Late President Gerald Ford once told a reporter, “I watch a lot of baseball games on the radio.”
Now, that might sound like a malapropism of Yogi Berra-proportions, but I knew exactly what the President meant because I, too, have “watched” a lot of baseball games on the radio through the years.
The really good baseball announcers – the likes of Ernie Harwell, Mel Allen, Red Barber, Vin Scully, Curt Gowdy, Jon Miller and Bob Costas, just to name a few – have always painted exquisite word pictures that have brought the game to life for me and millions of other listeners.

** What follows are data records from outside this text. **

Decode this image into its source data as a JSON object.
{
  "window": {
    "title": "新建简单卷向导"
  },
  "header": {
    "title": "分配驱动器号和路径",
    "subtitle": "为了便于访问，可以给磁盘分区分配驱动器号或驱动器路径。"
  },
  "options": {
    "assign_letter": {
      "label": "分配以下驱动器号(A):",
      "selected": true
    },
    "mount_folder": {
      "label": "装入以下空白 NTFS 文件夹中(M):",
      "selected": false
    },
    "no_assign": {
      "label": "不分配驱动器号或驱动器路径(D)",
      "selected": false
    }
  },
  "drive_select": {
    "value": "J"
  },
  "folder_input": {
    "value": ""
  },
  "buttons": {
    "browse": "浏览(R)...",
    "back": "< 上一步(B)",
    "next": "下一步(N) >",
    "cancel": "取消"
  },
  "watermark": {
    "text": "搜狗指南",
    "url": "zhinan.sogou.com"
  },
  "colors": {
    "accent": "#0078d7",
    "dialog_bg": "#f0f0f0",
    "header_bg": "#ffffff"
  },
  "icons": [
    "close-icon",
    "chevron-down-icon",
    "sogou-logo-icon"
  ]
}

The really good ones also have had the ability to make us laugh – occasionally unintentionally, with malapropisms that would make Berra and Ford (the Prez, not Whitey) approve.

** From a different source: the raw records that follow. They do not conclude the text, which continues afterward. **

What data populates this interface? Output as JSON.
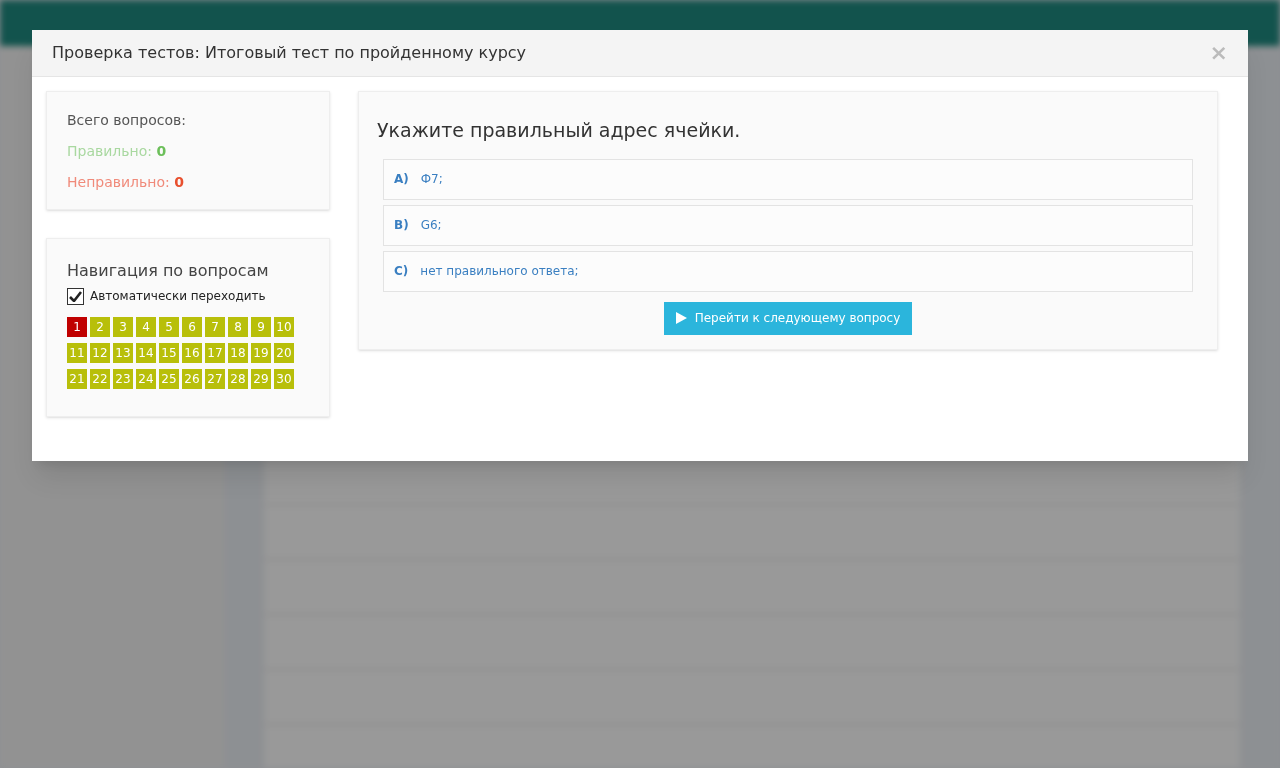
{
  "dialog": {
    "title": "Проверка тестов: Итоговый тест по пройденному курсу",
    "close": "×"
  },
  "summary": {
    "total_label": "Всего вопросов:",
    "correct_label": "Правильно:",
    "correct_value": "0",
    "wrong_label": "Неправильно:",
    "wrong_value": "0"
  },
  "navigation": {
    "title": "Навигация по вопросам",
    "auto_advance": {
      "label": "Автоматически переходить",
      "checked": true
    },
    "questions": [
      {
        "label": "1",
        "selected": true
      },
      {
        "label": "2",
        "selected": false
      },
      {
        "label": "3",
        "selected": false
      },
      {
        "label": "4",
        "selected": false
      },
      {
        "label": "5",
        "selected": false
      },
      {
        "label": "6",
        "selected": false
      },
      {
        "label": "7",
        "selected": false
      },
      {
        "label": "8",
        "selected": false
      },
      {
        "label": "9",
        "selected": false
      },
      {
        "label": "10",
        "selected": false
      },
      {
        "label": "11",
        "selected": false
      },
      {
        "label": "12",
        "selected": false
      },
      {
        "label": "13",
        "selected": false
      },
      {
        "label": "14",
        "selected": false
      },
      {
        "label": "15",
        "selected": false
      },
      {
        "label": "16",
        "selected": false
      },
      {
        "label": "17",
        "selected": false
      },
      {
        "label": "18",
        "selected": false
      },
      {
        "label": "19",
        "selected": false
      },
      {
        "label": "20",
        "selected": false
      },
      {
        "label": "21",
        "selected": false
      },
      {
        "label": "22",
        "selected": false
      },
      {
        "label": "23",
        "selected": false
      },
      {
        "label": "24",
        "selected": false
      },
      {
        "label": "25",
        "selected": false
      },
      {
        "label": "26",
        "selected": false
      },
      {
        "label": "27",
        "selected": false
      },
      {
        "label": "28",
        "selected": false
      },
      {
        "label": "29",
        "selected": false
      },
      {
        "label": "30",
        "selected": false
      }
    ]
  },
  "question": {
    "text": "Укажите правильный адрес ячейки.",
    "answers": [
      {
        "letter": "A)",
        "text": "Ф7;"
      },
      {
        "letter": "B)",
        "text": "G6;"
      },
      {
        "letter": "C)",
        "text": "нет правильного ответа;"
      }
    ],
    "next_button": "Перейти к следующему вопросу"
  }
}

In his marvelous new book, A Talk in the Park: Nine Decades of Baseball Tales from the Broadcast Booth, friend and former presidential speech writer Curt Smith has gathered scores of great stories and perspectives from baseball announcers past and present.
Here’s a sampling:
• “I was honored (to make it to Cooperstown as an announcer), but I think I should have gone in as a player. After all, anyone with ability can make the majors. To trick people year in and year out is, I think, a much greater feat. I only wish the forty-four Hall of Famers there that day agreed. A lot of them were my teammates, but won’t admit it. – Bob Uecker
• “One day the camera spotted a teenage girl. Phil (Rizzuto) said: “She reminds me of that old song, ‘A Pretty Girl is Like a Memory.’ I said, “Scooter, I think that’s Melody.” Phil: “Really? How do you know her name is Melody?” ” Bill White
• “Baseball can be wonderful, but a little parochial. Early in 2009, a Mariners backup catcher read that there was a big deal being made about an important person due to visit Seattle. The catcher said to no one in particular: ‘Hey, who’s this Dailai Lama chick?’ ” – Dave Sims
• “Phil Rizzuto and I are doing the Yankees, we’re in a rain delay, and somebody calls us: Name the all-time Yankee team. We can’t choose between Bill Dickey and Yogi Berra at catcher. First base, Lou Gehrig, best guy there in baseball history. Second, Joe Gordon; Till he made Cooperstown in 2009, I’d bitch to the Hall each year. Shortstop, the Scooter. Third base, Red Rolfe. Outfield, we put Mantle in left, Joe D. in center and Roger Maris in right. Great team. We’re feeling good till the phones light up. “Hey fellas, did you forget somebody? Where the hell is Babe Ruth?” Oops. A time like that you want to curl up in a fetal position and find yourself a closet.” – Jerry Coleman
There are hundreds of more anecdotes like those in A Talk in the Park. I highly recommend the book, which is now available in stores and on the web. And, if you’d like an autographed copy, you can get one at Frontier Field before Saturday night’s Red Wings game, where Curt will be doing a signing.